The Baron’s face turned ashen and he drank deeply from a crystal glass of whisky, staring hollow-eyed into the last flickering flame, as the traffic at the junction of Theobalds Road and Gray’s Inn Road outside grew uncharacteristically silent for the hour. “That’s just it, Turds, old man,” he muttered, “I did. But they keep popping up on to my phone.” “Let me see!” snapped Turds, snatching up the offending item and turning it on, his fat eyes suddenly widening in horror as he scrolled the screen. The messages! Thousands of them! Thousands of deals! Thousands of deaths! Billions of pounds! “Destroy this phone, Baron, destroy it!” shouted Turds.

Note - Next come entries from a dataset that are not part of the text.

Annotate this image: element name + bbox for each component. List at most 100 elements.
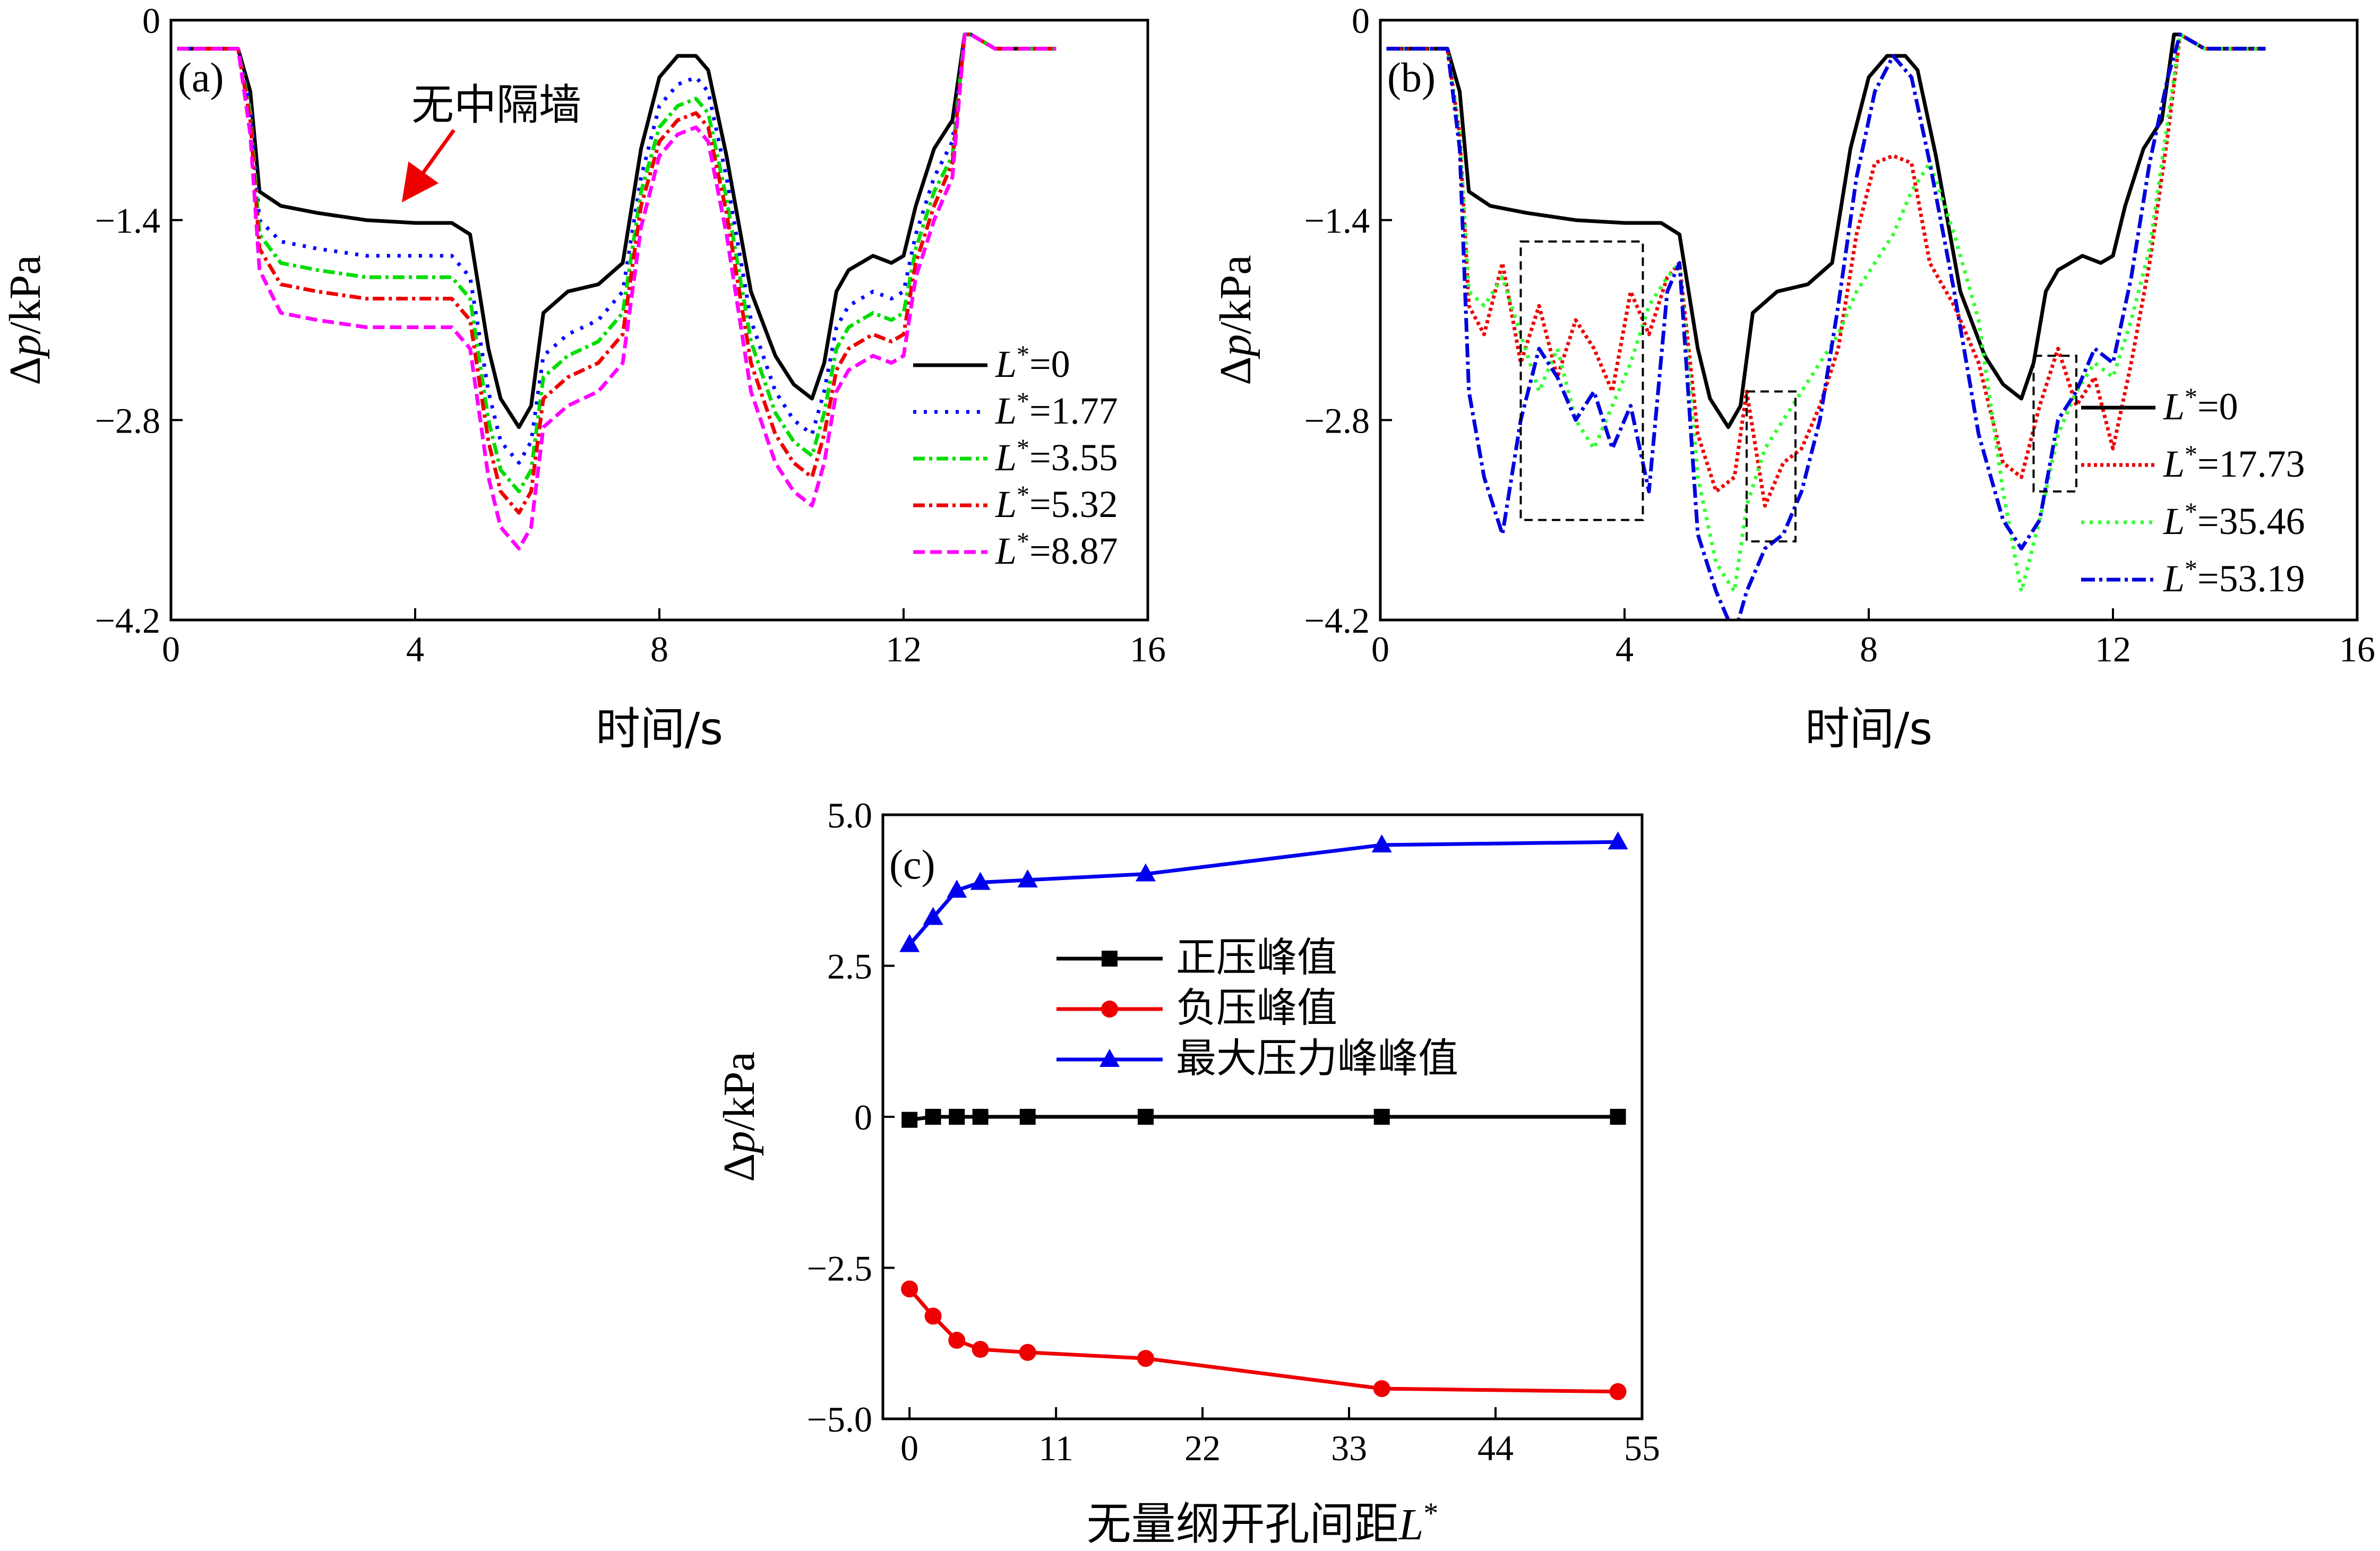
panel-c-ylabel-var: p bbox=[715, 1131, 764, 1156]
legend-label: L*=1.77 bbox=[995, 387, 1118, 433]
panel-c-series bbox=[899, 831, 1628, 1400]
highlight-box bbox=[2032, 355, 2077, 493]
x-tick-label: 12 bbox=[886, 629, 922, 669]
data-point bbox=[972, 1109, 989, 1125]
panel-b-boxes bbox=[1519, 240, 2077, 543]
data-point bbox=[1371, 834, 1392, 852]
panel-c-xlabel: 无量纲开孔间距L* bbox=[1087, 1497, 1439, 1550]
y-tick-label: −4.2 bbox=[1304, 600, 1370, 641]
series-line bbox=[1386, 32, 2266, 620]
panel-a-ylabel: Δp/kPa bbox=[1, 255, 50, 385]
data-point bbox=[924, 1307, 942, 1325]
x-tick-label: 11 bbox=[1038, 1428, 1073, 1468]
y-tick-label: 5.0 bbox=[827, 795, 872, 835]
x-tick-label: 0 bbox=[1371, 629, 1389, 669]
panel-b-ticks: 0 4 8 12 16 0 −1.4 −2.8 −4.2 bbox=[1304, 1, 2375, 669]
legend-label: L*=0 bbox=[2163, 383, 2238, 428]
legend-label: 正压峰值 bbox=[1176, 934, 1337, 981]
panel-a-ylabel-var: p bbox=[1, 334, 50, 359]
data-point bbox=[1017, 869, 1038, 887]
data-point bbox=[1609, 1383, 1627, 1400]
x-tick-label: 22 bbox=[1184, 1428, 1221, 1468]
data-point bbox=[1102, 951, 1118, 967]
legend-label: L*=5.32 bbox=[995, 481, 1118, 526]
panel-a-xlabel: 时间/s bbox=[596, 703, 723, 755]
x-tick-label: 33 bbox=[1331, 1428, 1367, 1468]
x-tick-label: 8 bbox=[1860, 629, 1878, 669]
y-tick-label: −5.0 bbox=[807, 1399, 872, 1440]
y-tick-label: 2.5 bbox=[827, 946, 872, 987]
data-point bbox=[1019, 1343, 1036, 1361]
data-point bbox=[1373, 1380, 1390, 1398]
legend-label: L*=3.55 bbox=[995, 434, 1118, 479]
legend-label: L*=0 bbox=[995, 341, 1070, 386]
data-point bbox=[1137, 1109, 1154, 1125]
legend-label: L*=17.73 bbox=[2163, 441, 2305, 486]
y-tick-label: −4.2 bbox=[95, 600, 160, 641]
data-point bbox=[970, 872, 991, 890]
data-point bbox=[947, 880, 967, 898]
panel-c-label: (c) bbox=[889, 841, 935, 887]
panel-b-ylabel-suffix: /kPa bbox=[1211, 255, 1260, 334]
data-point bbox=[901, 1280, 918, 1298]
panel-a-ylabel-prefix: Δ bbox=[1, 357, 50, 385]
y-tick-label: 0 bbox=[142, 1, 160, 41]
x-tick-label: 4 bbox=[1616, 629, 1634, 669]
data-point bbox=[948, 1332, 966, 1349]
data-point bbox=[1019, 1109, 1036, 1125]
panel-b-ylabel: Δp/kPa bbox=[1211, 255, 1260, 385]
x-tick-label: 12 bbox=[2095, 629, 2131, 669]
panel-b: 0 4 8 12 16 0 −1.4 −2.8 −4.2 (b) 时间/s Δp/kPa L*=… bbox=[1211, 1, 2375, 755]
panel-a-ticks: 0 4 8 12 16 0 −1.4 −2.8 −4.2 bbox=[95, 1, 1166, 669]
panel-a-annotation: 无中隔墙 bbox=[411, 80, 581, 130]
panel-a-label: (a) bbox=[178, 54, 224, 100]
panel-c-xlabel-text: 无量纲开孔间距 bbox=[1087, 1498, 1399, 1550]
data-point bbox=[899, 934, 920, 952]
panel-c-xlabel-sup: * bbox=[1423, 1497, 1438, 1530]
panel-c-ylabel-prefix: Δ bbox=[715, 1153, 764, 1182]
data-point bbox=[1099, 1049, 1120, 1067]
highlight-box bbox=[1519, 240, 1644, 521]
data-point bbox=[1135, 863, 1156, 882]
x-tick-label: 16 bbox=[1130, 629, 1166, 669]
data-point bbox=[925, 1109, 941, 1125]
data-point bbox=[1101, 1001, 1118, 1018]
data-point bbox=[1608, 831, 1628, 850]
legend-label: 最大压力峰峰值 bbox=[1176, 1035, 1458, 1082]
legend-label: L*=8.87 bbox=[995, 528, 1118, 573]
panel-c: 0 11 22 33 44 55 5.0 2.5 0 −2.5 −5.0 (c) 无量纲开孔间距L*… bbox=[715, 795, 1660, 1550]
panel-a-series bbox=[177, 32, 1056, 550]
x-tick-label: 44 bbox=[1477, 1428, 1514, 1468]
y-tick-label: −2.5 bbox=[807, 1248, 872, 1289]
series-line bbox=[908, 840, 1618, 946]
y-tick-label: −2.8 bbox=[1304, 400, 1370, 441]
data-point bbox=[1610, 1109, 1626, 1125]
series-line bbox=[909, 1115, 1618, 1122]
panel-a-legend: L*=0L*=1.77L*=3.55L*=5.32L*=8.87 bbox=[913, 341, 1118, 573]
panel-c-ylabel: Δp/kPa bbox=[715, 1052, 764, 1182]
panel-b-label: (b) bbox=[1387, 54, 1436, 100]
x-tick-label: 0 bbox=[900, 1428, 918, 1468]
x-tick-label: 0 bbox=[162, 629, 180, 669]
y-tick-label: 0 bbox=[1352, 1, 1370, 41]
panel-c-ticks: 0 11 22 33 44 55 5.0 2.5 0 −2.5 −5.0 bbox=[807, 795, 1660, 1468]
data-point bbox=[923, 907, 943, 925]
legend-label: 负压峰值 bbox=[1176, 984, 1337, 1031]
data-point bbox=[972, 1341, 989, 1358]
x-tick-label: 55 bbox=[1624, 1428, 1660, 1468]
legend-label: L*=35.46 bbox=[2163, 498, 2305, 543]
data-point bbox=[1373, 1109, 1390, 1125]
legend-label: L*=53.19 bbox=[2163, 555, 2305, 600]
data-point bbox=[949, 1109, 965, 1125]
series-line bbox=[1386, 32, 2266, 429]
series-line bbox=[177, 32, 1056, 515]
x-tick-label: 16 bbox=[2339, 629, 2375, 669]
data-point bbox=[1137, 1350, 1154, 1367]
series-line bbox=[177, 32, 1056, 494]
panel-b-legend: L*=0 L*=17.73 L*=35.46 L*=53.19 bbox=[2081, 383, 2305, 600]
panel-a: 0 4 8 12 16 0 −1.4 −2.8 −4.2 (a) 时间/s Δp/kPa 无中隔… bbox=[1, 1, 1166, 755]
panel-b-ylabel-var: p bbox=[1211, 334, 1260, 359]
panel-b-series bbox=[1386, 32, 2266, 620]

“That’s not the end of it, Turds, old boy,” gibbered the Baron, like a man witness to a horrific vision of such virulence he is no longer accountable to reason, “they’re everywhere.” And with that, the Baron flipped up the lid of his laptop and Turds saw those same swathes of incriminating texts rolling endlessly past, Saint Peter’s Book of Life aflame. The final flicker of fire in the grate suddenly died and the Banker burst into tears in the darkness, but as he did, the Baron’s television exploded into life, the flatscreen filling with disputed litanies of funnelled funds and the expendable dead.

“The dead!”, squealed the Banker, as Turds tried to slap the fear out of him, “The dead will not be silenced! The dead will speak and we must answer.” Then, with a crackling surge of arcane power, each of the Baron’s three devices burned out and the room went black. Turds smoothed out his shivering successor’s crumpled jacket and straightened his tie. “Probably a simple connectivity issue, Baron,” he suggested, unconvincingly. “I’ll have MI5 send round a sympathetic tech wallah. Toodle-oo.”

His guests hurriedly departed, the Baron stood alone at the window of his mansion block apartment, the whisky untouched in the glass he clasped in his cold and frozen hand. The sun began to climb over the Wren spires of the City, spires that rose like fingers, coming out from the damp earth and pointing for ever, fingers rising from the damp earth and pointing forever at him.